【連載】『令和元年度卒業記念特集』第60回 百田恵梨花/水球

水球男子

『有終完美』

 「個人を生かしつつ楽しくやっていて、最後まで諦めないチーム」。当時高校3年の百田恵梨花(社=埼玉・秀明英光)は早大女子水球部にそんな印象を抱いた。全日本学生選手権(インカレ)で、ペナルティーシュート戦の末銅メダルを獲得した試合を見てのことだった。それから4年後、主将を務めた百田が目指したチームも、またそんなチームだった。しかし、それを達成するためにはチームを率いる主将として、想像以上の頑張りが必要だった。後輩とのコミュニケーション、練習メニューの作成、選手としての自分の役割の見直し・・・。自分が理想とするチームをつくり上げるために奮闘した、最後の1年間を中心に振り返る。

 高校は埼玉県屈指の強豪校だったため、あまり試合への出場機会はなかった。しかし早大では人数が少ないこともあり、1年時から試合に出場。そのため「出られることが楽しかった」という。また出場できただけでなく、インカレで2位という好成績を収めるなど、成績面でも充実した内容だった。しかしメダル獲得という結果は、先輩たちに付いていき、気付いたら取っていたような感覚の出来事。自分が強く関わった気持ちは少なかった。

 『個人を生かして全員が楽しく水球をする』。そんなチームを全員でつくりあげたいという気持ちがあるから、後輩たちの考えも大切にしていきたかった。しかし、今まで下の学年とコミュニケーションを積極的に取っておらず、自分が伝えたいことがちゃんと伝わっているのか、自分の意見をどう思っているのか、不安に思うことが多かったという。互いに意見を出し合える関係を築くためには、上下関係が強すぎても良くない。そう思った百田は、水球以外のフランクな会話も積極的にするように。気軽に話せる関係づくりを目指した。個人の技術を高めていくためには、練習メニューの作成も重要となる。そこで主将が全て決定するのではなく、後輩がやりたいと言った内容を取り入れて、意欲的に取り組める工夫をした。4年になって、チームをまとめる立場になったこと以外に選手としての変化が起こる。3年時までは攻撃を専門とするポジションに就いており、百田自身も「ここぞという場面で決められる選手」を理想としていた。しかし、1個上の代が卒業したことで、ディフェンスを中心に行うポジションが人員不足に。元々の役割を果たす他に、あまり得意としないディフェンスポジションも担うことになった。また、ゲームを組み立てる役割も必要なのではと考え、ゲームメイクにも挑戦。

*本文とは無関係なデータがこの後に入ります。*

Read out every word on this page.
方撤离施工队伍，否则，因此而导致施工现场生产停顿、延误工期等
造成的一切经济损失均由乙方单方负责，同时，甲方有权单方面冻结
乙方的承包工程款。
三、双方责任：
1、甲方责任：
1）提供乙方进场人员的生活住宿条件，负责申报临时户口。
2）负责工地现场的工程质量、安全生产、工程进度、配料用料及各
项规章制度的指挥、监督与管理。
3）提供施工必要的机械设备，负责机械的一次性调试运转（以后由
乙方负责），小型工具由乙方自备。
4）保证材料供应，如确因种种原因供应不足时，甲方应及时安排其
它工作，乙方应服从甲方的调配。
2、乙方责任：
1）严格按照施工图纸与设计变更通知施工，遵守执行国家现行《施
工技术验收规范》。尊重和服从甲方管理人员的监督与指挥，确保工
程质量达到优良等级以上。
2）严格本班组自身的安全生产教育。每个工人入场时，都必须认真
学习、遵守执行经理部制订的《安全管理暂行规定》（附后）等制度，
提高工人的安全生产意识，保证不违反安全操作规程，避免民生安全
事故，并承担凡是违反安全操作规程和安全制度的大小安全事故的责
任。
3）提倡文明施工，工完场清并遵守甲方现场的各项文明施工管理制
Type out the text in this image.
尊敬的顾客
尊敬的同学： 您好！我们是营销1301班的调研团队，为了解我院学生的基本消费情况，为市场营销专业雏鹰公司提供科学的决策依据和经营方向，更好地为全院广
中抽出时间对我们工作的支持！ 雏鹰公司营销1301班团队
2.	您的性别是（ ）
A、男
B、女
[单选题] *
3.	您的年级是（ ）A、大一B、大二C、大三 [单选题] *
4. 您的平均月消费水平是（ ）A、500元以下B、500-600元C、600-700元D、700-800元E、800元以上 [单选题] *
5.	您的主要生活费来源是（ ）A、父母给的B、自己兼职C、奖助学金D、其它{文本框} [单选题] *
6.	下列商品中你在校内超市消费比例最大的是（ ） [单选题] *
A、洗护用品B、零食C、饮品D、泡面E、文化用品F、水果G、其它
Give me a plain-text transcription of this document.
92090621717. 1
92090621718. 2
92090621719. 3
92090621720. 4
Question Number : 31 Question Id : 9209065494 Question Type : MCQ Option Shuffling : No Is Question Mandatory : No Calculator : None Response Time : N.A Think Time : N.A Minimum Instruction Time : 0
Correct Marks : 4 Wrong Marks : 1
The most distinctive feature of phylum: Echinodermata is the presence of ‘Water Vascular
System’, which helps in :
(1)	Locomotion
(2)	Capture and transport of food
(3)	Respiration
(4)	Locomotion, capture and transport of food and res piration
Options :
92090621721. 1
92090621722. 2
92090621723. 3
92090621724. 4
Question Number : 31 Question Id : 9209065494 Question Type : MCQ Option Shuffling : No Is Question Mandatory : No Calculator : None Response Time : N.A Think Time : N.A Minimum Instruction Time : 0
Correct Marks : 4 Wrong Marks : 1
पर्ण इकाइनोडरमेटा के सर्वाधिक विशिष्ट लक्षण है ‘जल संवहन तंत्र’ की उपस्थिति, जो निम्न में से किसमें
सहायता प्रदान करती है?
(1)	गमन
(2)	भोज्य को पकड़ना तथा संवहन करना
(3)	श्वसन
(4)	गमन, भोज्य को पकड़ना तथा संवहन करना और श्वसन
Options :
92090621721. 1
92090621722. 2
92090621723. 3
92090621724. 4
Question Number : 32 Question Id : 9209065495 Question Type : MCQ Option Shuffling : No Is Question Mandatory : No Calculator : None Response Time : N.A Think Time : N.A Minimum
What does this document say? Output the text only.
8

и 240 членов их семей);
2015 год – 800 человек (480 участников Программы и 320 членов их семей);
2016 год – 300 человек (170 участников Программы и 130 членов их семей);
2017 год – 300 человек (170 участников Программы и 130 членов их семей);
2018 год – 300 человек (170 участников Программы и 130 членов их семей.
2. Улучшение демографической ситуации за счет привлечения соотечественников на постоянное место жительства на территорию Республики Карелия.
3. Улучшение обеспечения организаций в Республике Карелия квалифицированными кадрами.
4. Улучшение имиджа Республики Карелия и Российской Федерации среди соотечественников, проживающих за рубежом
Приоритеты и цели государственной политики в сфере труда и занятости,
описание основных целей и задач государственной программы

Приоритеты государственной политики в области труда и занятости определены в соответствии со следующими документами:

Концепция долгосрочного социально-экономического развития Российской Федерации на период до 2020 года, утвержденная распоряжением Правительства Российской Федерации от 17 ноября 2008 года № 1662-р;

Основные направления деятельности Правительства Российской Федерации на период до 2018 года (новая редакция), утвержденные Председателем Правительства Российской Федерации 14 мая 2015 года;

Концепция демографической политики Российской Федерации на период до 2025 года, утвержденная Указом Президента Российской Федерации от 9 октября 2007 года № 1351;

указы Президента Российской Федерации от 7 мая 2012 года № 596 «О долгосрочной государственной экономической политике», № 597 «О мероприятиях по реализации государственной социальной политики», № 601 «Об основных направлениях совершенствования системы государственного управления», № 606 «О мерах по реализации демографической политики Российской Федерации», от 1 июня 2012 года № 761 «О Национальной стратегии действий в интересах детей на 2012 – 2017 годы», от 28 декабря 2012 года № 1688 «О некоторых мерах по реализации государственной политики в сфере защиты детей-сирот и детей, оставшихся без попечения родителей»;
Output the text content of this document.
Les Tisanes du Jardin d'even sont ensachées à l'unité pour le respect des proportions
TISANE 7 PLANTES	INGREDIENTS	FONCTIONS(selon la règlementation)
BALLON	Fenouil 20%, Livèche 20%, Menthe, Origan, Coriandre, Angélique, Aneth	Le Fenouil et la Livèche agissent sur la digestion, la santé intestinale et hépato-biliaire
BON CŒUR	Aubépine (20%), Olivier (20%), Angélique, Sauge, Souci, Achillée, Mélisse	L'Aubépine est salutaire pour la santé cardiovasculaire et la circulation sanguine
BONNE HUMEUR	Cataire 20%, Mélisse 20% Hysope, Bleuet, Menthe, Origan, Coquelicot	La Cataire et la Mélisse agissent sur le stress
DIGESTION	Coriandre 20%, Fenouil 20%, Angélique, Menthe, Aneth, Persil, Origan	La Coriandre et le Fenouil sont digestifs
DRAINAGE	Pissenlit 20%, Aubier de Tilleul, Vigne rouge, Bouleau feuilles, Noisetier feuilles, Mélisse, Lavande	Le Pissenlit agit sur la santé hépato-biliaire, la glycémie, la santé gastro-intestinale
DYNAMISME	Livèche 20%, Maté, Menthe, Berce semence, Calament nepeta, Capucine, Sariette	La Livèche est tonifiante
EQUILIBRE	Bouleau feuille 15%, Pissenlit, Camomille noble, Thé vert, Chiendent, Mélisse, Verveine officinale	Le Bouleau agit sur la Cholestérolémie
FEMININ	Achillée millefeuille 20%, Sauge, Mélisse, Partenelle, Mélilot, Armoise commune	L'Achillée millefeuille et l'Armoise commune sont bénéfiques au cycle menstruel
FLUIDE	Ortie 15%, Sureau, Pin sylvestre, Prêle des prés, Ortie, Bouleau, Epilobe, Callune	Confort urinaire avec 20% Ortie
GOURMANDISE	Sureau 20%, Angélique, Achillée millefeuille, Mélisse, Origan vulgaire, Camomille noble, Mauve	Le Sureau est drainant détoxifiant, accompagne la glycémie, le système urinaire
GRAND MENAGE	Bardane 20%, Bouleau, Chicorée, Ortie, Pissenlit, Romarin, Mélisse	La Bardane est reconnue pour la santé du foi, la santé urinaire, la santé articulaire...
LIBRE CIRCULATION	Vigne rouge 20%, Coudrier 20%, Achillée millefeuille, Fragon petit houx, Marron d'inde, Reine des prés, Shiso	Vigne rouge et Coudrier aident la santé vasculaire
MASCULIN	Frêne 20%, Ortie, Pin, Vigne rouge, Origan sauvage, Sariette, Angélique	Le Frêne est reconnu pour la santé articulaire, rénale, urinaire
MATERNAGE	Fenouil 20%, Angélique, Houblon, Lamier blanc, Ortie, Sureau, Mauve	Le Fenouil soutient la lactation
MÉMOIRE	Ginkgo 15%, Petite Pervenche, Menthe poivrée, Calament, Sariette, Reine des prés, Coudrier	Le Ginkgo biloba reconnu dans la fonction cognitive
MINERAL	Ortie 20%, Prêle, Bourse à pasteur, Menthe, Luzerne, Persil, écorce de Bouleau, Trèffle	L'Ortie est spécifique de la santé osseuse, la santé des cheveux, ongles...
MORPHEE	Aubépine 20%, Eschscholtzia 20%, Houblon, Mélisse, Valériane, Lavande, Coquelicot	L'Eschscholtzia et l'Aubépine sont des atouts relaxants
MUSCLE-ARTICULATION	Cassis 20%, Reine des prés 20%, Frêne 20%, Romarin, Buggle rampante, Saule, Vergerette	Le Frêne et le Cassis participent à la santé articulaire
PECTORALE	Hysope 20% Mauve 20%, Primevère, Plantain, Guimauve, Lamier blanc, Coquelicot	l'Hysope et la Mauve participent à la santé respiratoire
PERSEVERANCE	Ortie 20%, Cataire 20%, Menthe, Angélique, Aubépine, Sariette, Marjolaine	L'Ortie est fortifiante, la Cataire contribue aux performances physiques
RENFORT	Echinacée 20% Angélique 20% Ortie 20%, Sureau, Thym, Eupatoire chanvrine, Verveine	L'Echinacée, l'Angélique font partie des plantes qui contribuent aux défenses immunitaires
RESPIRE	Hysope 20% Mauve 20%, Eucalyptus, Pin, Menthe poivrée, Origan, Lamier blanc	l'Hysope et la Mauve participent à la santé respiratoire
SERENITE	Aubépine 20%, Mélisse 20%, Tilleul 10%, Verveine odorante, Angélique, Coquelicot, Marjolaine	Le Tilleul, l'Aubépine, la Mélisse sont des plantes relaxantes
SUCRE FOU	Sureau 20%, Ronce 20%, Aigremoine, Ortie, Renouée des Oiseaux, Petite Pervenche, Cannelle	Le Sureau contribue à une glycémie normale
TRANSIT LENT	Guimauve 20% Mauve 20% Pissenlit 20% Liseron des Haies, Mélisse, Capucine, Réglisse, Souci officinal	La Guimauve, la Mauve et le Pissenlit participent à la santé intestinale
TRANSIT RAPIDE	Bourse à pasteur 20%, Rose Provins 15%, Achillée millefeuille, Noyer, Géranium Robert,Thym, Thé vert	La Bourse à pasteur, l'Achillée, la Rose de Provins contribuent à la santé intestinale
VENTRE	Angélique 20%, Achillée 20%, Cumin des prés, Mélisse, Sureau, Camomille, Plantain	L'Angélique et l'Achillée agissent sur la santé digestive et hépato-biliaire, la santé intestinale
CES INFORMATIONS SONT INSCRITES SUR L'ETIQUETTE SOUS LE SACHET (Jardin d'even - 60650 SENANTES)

さらに試合中は誰よりも声を出し、チームを鼓舞した。

 

 主将として、最高学年として、プレーでもそれ以外の場面でも奮闘してきた百田。そんな1年間の集大成として臨んだ試合が、2019年9月に行われたインカレだ。目標はメダル獲得。勝たないといけない。大きなプレッシャーと戦いながら、なんとか3位決定戦に駒を進めた。試合の相手は、宿敵・国士舘大。「いつも最後は国士舘と当たる。なんとしてでも勝ちたいと思った」。強い思いで臨んだ試合は、終了時間ギリギリで追いつきペナルティーシュート戦へもつれ込む白熱の戦いに。これは、百田が高校3年で見た試合展開と同じだったーー。しかし、7本目のシュートが決まらずくしくも敗北。あの時見た景色と、同じ結末にはならなかった。

 「こんなこといったら言い訳に聞こえるかもしれないけど、自分では納得できたしやり切ったと思える」。引退後、百田がこう力強く語るには1つの理由があった。それは、百田と同期の男子部主将からの言葉である。「お前がやってきたことは間違いじゃないよ」。その言葉が百田の胸に強く刺さった。主将としての1年。慣れないことも多く、自分の意見が、プレ―でやろうとしていることが正しいのか、うまくできているのか不安に感じることが多かった。しかし、共に4年間水球をやってきた仲間からそう言ってもらえたことが、自分の自信につながった。そして百田の頑張りは、しっかりと後輩にも伝わっていた。「本当にやりやすかった」、「楽しかった」。そんな言葉を貰ったという。百田がやってきたことが正しかったと、証明された瞬間であった。

最後のインカレでシュートを放つ百田

 後輩たちには「一緒にチームをつくってくれたので、全然心配はしていない。もちろん応援しているし、頑張ってほしい」とエールを送った。頼もしい下級生らに、『インカレでメダル獲得』という惜しくも百田の代では達成できなかった目標は託された。水球を通して学んだ挨拶や礼儀、そして仲間を大切にし、百田は新たなステージへと踏み出していく。